"It might break your neck. It would certainly bring her down and break her knees."
"Oh!" Ruth shivered. "Do you mean that it would actually break them?" she asked in her ignorance.
He laughed. "Well, that's possible; but I meant the skin of the knee."
"That would heal, surely?"
He laughed again. "A horse is like a woman—" he began, but checked himself of a sudden. She waited for him to continue, and he went on, "It knocks everything off the price, you see. Some won't own a horse that has once been down; and any knowledgeable man can tell, at a glance. It is the first thing he looks for."
She considered for a moment. "But if the mark had been a scratch only— and the scratch had healed—might she not be as good a horse as ever?"
"It would damage her price, none the less."
"But you are not a horse-dealer. Would you value a horse by its selling price?"

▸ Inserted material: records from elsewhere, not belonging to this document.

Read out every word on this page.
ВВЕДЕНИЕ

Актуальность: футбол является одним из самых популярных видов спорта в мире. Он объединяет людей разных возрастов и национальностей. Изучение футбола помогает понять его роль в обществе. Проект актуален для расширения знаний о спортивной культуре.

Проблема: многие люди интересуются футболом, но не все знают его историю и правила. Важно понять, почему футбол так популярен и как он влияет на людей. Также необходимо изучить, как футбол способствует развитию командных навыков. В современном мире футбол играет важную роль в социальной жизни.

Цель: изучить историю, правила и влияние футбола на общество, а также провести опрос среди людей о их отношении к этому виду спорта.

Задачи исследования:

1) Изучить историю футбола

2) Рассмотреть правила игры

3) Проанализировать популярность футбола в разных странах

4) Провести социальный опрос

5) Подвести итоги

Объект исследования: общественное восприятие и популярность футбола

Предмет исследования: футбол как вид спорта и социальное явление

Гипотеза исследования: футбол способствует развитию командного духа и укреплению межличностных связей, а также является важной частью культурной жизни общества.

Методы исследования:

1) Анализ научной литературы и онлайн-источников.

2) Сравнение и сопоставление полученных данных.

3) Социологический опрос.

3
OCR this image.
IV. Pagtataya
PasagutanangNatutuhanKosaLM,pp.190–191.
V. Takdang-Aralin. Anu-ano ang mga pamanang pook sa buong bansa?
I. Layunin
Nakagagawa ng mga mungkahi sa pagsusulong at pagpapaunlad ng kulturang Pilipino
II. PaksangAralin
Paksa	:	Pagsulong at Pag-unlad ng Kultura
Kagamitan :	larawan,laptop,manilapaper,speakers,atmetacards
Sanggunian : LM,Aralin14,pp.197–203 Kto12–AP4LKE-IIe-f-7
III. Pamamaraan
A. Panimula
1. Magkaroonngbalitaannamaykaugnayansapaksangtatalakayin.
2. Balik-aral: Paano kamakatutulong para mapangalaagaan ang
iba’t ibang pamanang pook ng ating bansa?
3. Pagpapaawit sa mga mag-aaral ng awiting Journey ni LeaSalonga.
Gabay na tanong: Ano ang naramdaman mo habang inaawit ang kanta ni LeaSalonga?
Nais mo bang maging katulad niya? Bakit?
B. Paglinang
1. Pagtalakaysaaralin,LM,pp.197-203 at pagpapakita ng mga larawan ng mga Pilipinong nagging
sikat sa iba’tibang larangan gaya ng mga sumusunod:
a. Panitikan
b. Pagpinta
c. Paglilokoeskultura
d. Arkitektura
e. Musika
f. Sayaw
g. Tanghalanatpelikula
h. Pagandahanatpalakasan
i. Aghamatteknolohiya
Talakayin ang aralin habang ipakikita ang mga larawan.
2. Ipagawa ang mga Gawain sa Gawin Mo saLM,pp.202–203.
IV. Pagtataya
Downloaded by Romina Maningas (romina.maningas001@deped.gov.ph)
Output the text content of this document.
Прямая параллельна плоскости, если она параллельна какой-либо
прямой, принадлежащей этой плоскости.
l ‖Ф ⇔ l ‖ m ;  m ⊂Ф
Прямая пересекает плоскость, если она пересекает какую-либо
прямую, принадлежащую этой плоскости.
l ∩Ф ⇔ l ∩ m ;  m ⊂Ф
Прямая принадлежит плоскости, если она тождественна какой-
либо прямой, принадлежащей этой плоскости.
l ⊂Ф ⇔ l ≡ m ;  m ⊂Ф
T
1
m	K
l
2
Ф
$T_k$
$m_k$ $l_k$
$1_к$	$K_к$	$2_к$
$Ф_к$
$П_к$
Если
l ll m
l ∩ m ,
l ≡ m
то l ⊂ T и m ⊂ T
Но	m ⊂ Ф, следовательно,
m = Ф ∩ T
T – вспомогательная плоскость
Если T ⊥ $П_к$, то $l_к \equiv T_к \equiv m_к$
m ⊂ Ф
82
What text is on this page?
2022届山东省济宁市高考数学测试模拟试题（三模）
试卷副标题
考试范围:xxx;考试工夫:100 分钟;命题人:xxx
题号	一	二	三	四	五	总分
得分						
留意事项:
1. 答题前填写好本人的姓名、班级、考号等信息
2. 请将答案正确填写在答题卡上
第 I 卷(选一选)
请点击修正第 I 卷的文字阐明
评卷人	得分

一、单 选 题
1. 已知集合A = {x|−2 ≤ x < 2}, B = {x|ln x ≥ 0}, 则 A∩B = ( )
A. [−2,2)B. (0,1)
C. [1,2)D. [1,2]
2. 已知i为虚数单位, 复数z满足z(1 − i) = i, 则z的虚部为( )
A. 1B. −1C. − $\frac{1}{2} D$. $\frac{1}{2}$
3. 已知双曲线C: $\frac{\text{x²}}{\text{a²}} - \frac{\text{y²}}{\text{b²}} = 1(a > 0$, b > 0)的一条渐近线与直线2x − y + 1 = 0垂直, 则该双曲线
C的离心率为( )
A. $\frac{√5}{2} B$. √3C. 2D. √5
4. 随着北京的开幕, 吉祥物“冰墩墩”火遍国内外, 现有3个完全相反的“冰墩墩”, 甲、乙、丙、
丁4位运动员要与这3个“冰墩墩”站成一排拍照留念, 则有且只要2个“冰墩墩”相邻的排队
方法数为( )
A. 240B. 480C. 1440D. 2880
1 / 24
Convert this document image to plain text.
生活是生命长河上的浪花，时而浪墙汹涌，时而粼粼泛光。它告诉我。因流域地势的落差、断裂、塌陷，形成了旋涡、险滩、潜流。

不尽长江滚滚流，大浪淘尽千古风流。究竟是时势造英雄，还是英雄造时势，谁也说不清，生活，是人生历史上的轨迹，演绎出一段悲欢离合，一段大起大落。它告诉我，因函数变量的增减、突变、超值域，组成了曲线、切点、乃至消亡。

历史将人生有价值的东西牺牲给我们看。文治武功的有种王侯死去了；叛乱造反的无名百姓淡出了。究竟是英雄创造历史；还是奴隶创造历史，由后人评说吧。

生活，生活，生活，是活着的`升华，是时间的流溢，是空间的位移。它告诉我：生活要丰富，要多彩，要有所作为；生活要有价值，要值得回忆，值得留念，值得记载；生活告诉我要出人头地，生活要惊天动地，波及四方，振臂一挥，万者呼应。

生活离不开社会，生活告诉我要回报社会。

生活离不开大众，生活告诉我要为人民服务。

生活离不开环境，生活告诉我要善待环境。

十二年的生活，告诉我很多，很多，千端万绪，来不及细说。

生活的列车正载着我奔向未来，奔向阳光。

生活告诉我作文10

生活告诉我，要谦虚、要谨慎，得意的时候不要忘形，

He laughed. "I am afraid," he owned, "that I should be ruled by other men's opinions. Your connoisseur does not collect chipped chinaware. . . . There's the chance, too, that the mare, having once fallen, will throw herself again by the same trick."
"And women are like horses," thought Ruth as they rode on. The night was paling about them, and she watched the rolling champaign as little by little it took shape, emerging from the morning mist and passing from monochrome into faint colours: for albeit the upper sky was clear as ever, mist filled the hollows of the hills and rolled up their sides like a smoke.